The routing.event_time is the timestamp of the original event as reported by the source. This means routing.latency includes all delays that occur before the event reaches LimaCharlie, such as:

  • Time spent in third-party pipelines (e.g., Microsoft O365, AWS CloudTrail)
  • Time between when an OS records an event internally and when it becomes available to the sensor (e.g., macOS Unified Logs, Windows Event Logs)
  • Network transit time from the sensor to the LimaCharlie cloud

Common Causes of High routing.latency

External Data Sources (USP/Adapters)

When ingesting data from external platforms via adapters, the source platform controls when events become available. For example, Microsoft 365 events can be delayed anywhere from minutes to several hours in Microsoft's own pipeline before LimaCharlie can pull them. LimaCharlie has no control over these upstream delays.

Sensor Sleep/Wake Cycles

If a laptop goes to sleep and wakes up hours later, events generated before sleep are transmitted only after the sensor reconnects. An event from 12 hours ago that arrives after wake-up will show a routing.latency of 12+ hours, even though the D&R engine processed it instantly upon receipt.

Network Interruptions

If a sensor loses internet connectivity, it buffers events locally and transmits them when the connection is restored. This can produce a burst of events with high routing.latency values.

OS-Level Delays

Operating systems do not always emit internal events immediately. macOS and Windows may delay writing certain events to their respective log systems (Unified Logs, Event Logs), which means the sensor cannot transmit them until they are available.

How to Diagnose Latency

To assess whether the LimaCharlie processing pipeline is healthy, look at the minimum routing.latency value for a given sensor rather than the maximum or average. Because events from a sensor are processed first-in-first-out in real-time, if you see some events processed in a few hundred milliseconds, the pipeline is working correctly. High latency on specific events alongside low latency on others indicates the delays are on the source side, not in the LimaCharlie pipeline.

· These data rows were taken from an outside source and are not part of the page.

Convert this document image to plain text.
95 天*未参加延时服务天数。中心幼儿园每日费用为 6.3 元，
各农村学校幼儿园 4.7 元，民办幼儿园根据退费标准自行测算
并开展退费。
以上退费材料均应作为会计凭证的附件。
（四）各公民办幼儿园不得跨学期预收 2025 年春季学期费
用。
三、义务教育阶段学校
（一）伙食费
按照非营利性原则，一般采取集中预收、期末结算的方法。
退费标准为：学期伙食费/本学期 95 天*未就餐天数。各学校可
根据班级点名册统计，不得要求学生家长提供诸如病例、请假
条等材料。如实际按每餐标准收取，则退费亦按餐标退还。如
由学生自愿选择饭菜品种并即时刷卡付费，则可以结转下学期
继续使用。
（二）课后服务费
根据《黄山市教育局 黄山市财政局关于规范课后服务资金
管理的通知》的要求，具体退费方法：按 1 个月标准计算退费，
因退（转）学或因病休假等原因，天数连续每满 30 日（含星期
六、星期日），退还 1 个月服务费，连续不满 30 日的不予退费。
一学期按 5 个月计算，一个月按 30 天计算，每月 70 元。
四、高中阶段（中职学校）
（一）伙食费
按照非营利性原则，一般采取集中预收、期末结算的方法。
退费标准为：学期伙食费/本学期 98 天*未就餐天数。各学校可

What Can Affect D&R Processing Time

While the D&R engine itself is sub-100ms, certain configurations can introduce additional processing time:

  • Blocking D&R actions: Rules that use wait or perform external lookups (e.g., VirusTotal queries) block processing while waiting for a response. Heavy use of these across many rules can introduce back-pressure.
  • Blocking outputs: Single-event webhook outputs that receive high volumes can create back-pressure if the destination is slow to respond.

In practice, these factors typically add milliseconds to seconds, not minutes or hours.

Architecture

LimaCharlie's infrastructure is multi-tenant. There is no per-organization queue — events are processed across hundreds of services where each sensor's events are handled independently. This means latency issues in one organization do not affect others.